The E.S.E.A. proposal would effectively eliminate the Chapter 2 block-grant program, a move likely to be opposed by the education lobby.

Chapter 2 and the Eisenhower program would be replaced by a program focusing on the professional development of teachers and administrators in all "core'' subjects. The Eisenhower program currently funds a variety of initiatives, including teacher training, all related to math and science.

"What they are doing is taking a couple of programs that are working and that people like, the only source of flexibility in the federal budget, and slicing and dicing them,'' one lobbyist complained.

The Administration also plans to propose several new programs, including ones focused on:

  • Finance equalization. This initiative would provide technical assistance to states and districts seeking to "move toward equitable allocation of resources,'' an idea officials characterized as a way to encourage increased equity without committing the federal government to massive expenditures. (See story, this page.)
  • Educational technology. Like bills that have been introduced in Congress, this grant program would support increased use of computers and other high-tech equipment in schools.
  • Charter schools. This program would provide "seed money'' for demonstrations of the charter-school concept, in which teachers or others contract with a district to operate innovative schools free of some regulations.

An official said the Administration's proposals for revamping the Bilingual Education Act, Title VII within the E.S.E.A., "isn't far from'' the recommendations of the "Stanford working group,'' a panel that released a report on federal programs for limited-English-proficient students in June. (See Education Week, June 9, 1993.)

Like the Stanford report, the Administration plan would restructure the program into three categories: continuation grants for existing programs and funding for programs designed to meet the needs of L.E.P. students either on a schoolwide or on a districtwide basis.

Aiming for Coherence

The Administration's legislation is also likely to include a series of "cross-cutting'' changes designed to foster greater cohesion among federal precollegiate programs and encourage schools to adopt a whole school strategy toward designing their own curricula.
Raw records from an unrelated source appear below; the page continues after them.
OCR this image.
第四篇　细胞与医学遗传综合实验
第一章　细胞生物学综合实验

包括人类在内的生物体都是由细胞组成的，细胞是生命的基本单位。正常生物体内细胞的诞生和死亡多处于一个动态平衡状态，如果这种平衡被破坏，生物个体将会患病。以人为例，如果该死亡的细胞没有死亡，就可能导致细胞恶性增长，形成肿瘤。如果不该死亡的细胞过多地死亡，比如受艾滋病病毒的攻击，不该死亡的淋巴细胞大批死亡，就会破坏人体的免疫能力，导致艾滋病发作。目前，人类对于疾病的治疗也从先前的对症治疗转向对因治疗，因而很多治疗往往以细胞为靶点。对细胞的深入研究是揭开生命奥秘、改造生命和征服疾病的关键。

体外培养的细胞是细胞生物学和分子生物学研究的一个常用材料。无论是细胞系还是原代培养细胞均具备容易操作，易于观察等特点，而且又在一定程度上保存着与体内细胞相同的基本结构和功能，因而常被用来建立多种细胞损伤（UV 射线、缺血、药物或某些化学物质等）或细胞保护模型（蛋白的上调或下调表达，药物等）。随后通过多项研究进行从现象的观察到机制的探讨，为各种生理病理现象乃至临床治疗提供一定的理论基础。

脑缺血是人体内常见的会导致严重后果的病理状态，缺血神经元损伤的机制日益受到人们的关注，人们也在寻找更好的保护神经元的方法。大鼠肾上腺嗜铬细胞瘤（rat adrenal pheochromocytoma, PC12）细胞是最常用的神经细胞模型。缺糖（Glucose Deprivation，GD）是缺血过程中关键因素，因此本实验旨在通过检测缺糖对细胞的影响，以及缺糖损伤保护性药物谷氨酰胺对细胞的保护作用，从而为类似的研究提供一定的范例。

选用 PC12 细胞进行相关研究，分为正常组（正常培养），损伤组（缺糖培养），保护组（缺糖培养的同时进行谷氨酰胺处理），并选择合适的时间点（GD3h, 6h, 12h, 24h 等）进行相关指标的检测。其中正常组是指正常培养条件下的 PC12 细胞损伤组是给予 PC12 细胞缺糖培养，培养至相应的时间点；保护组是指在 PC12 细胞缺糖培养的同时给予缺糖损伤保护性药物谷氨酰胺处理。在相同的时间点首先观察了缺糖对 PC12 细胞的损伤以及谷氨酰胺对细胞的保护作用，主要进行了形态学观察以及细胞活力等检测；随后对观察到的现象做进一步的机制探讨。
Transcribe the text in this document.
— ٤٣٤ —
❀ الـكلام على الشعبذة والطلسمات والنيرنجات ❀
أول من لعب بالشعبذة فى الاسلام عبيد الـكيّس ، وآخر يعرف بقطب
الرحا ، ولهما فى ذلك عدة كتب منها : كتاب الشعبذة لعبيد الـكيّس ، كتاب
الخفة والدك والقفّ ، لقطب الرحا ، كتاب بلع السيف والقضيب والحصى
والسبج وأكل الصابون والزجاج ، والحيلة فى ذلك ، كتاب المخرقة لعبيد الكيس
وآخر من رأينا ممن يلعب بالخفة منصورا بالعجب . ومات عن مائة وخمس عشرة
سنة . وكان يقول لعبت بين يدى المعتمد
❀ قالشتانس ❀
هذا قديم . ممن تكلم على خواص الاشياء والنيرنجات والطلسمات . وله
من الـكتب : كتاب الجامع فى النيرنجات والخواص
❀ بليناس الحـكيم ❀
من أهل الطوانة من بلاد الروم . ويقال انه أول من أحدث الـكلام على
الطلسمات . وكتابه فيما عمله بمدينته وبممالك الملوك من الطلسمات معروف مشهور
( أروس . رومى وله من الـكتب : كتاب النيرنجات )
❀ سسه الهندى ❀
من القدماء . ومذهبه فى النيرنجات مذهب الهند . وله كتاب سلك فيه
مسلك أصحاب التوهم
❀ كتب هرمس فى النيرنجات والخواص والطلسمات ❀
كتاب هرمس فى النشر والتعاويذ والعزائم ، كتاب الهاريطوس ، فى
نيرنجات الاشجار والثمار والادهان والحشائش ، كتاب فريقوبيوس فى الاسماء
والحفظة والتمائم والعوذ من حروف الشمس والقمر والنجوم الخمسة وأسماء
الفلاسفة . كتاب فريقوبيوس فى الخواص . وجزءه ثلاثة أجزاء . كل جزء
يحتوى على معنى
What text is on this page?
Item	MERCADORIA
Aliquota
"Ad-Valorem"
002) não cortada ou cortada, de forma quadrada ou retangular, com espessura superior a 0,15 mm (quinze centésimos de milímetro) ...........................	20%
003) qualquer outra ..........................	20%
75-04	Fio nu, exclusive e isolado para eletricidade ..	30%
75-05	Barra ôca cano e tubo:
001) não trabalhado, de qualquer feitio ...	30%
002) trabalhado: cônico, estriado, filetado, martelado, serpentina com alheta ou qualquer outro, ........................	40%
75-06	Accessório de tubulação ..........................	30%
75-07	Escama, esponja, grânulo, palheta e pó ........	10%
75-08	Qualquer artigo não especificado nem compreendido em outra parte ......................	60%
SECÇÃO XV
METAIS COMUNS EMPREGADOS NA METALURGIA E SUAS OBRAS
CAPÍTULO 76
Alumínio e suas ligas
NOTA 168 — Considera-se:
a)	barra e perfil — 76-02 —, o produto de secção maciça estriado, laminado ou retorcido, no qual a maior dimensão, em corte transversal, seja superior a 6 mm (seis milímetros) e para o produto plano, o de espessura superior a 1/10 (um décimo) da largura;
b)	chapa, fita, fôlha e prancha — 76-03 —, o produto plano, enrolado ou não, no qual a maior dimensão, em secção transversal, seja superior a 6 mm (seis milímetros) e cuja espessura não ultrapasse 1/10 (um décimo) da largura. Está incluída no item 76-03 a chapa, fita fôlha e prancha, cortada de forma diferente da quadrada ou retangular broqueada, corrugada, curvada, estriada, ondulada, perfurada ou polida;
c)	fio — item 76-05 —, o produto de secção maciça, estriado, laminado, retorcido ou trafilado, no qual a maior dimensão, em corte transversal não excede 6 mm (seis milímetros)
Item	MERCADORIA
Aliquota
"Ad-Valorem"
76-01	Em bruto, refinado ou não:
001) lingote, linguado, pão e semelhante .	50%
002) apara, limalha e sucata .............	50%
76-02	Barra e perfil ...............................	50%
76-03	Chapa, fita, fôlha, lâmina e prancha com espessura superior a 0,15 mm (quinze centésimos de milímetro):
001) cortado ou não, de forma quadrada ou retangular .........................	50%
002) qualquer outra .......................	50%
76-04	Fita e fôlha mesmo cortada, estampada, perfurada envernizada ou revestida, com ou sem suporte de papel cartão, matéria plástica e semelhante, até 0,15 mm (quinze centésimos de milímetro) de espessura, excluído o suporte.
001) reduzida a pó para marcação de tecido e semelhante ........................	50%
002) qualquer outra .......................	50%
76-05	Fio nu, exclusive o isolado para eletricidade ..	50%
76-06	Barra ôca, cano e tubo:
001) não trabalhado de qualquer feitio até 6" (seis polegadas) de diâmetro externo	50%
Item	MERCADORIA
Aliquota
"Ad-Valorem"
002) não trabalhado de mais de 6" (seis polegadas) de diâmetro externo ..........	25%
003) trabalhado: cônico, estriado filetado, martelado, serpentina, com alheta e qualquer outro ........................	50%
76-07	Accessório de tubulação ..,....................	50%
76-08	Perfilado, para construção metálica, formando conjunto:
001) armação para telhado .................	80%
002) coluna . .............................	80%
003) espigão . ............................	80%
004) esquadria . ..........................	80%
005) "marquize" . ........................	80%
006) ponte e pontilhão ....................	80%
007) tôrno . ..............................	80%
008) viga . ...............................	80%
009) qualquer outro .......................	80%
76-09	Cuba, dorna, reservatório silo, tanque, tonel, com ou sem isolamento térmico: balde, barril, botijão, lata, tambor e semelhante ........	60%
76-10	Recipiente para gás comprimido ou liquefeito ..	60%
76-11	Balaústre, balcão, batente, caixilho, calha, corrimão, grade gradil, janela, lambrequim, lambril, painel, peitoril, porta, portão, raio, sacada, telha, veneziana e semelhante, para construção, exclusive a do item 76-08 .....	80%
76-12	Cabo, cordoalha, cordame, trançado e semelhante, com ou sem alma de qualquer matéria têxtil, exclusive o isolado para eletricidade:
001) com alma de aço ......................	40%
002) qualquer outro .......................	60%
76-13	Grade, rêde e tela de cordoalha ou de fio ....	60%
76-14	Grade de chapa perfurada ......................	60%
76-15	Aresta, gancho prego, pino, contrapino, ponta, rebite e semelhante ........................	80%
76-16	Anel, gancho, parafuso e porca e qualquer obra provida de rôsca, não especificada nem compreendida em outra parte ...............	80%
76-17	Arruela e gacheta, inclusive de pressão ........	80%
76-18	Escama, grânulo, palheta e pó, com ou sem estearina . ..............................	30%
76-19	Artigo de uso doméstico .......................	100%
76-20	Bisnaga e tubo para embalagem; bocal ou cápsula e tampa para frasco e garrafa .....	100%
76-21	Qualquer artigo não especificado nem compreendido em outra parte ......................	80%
For example, the Administration will propose deleting technical-assistance provisions from many programs, instead combining these initiatives into one effort intended to help schools make better use of the whole array of federal resources.

The National Diffusion Network, a program that disseminates innovative curricula, would be revamped as part of that effort.

The Administration also plans to propose:

  • Simplifying--and reducing--the impact-aid program. This program, which compensates districts for tax revenue lost as a result of the presence of federal property or workers, now uses a complex structure of funding categories.

The Administration plan would reduce the number of categories and eliminate funding for what are now called "b'' students, whose parents either live or work on federal property. Districts would receive funding for federally connected Indian and disabled students through separate grant programs, rather than through the impact-aid formula.

  • Retooling the Javits program, which now supports programs for gifted and talented children, to "focus on schoolwide strategies to develop the gifts and talents of all students, particularly students from low-income areas.''
  • Revising the migrant-education program along the lines of legislation introduced last week by the bipartisan leadership of the House Education and Labor Committee. The bill, which would focus services on currently migrant children and eliminate the widely criticized Migrant Students Record Transfer System, is based on recommendations issued last year by a Congressionally mandated commission.
  • Expanding the purpose of the Drug Free Schools and Communities Act. The funding formula would not change substantially, but schools would be free to spend their funding on a variety of initiatives promoting school safety.
  • Eliminating small grant programs supporting foreign-language- and arts-education initiatives.
  • Renewing the Star Schools distance-learning program, the Women's Educational Equity Act, and the inexpensive-books-distribution program, which supports the Reading is Fundamental literacy program.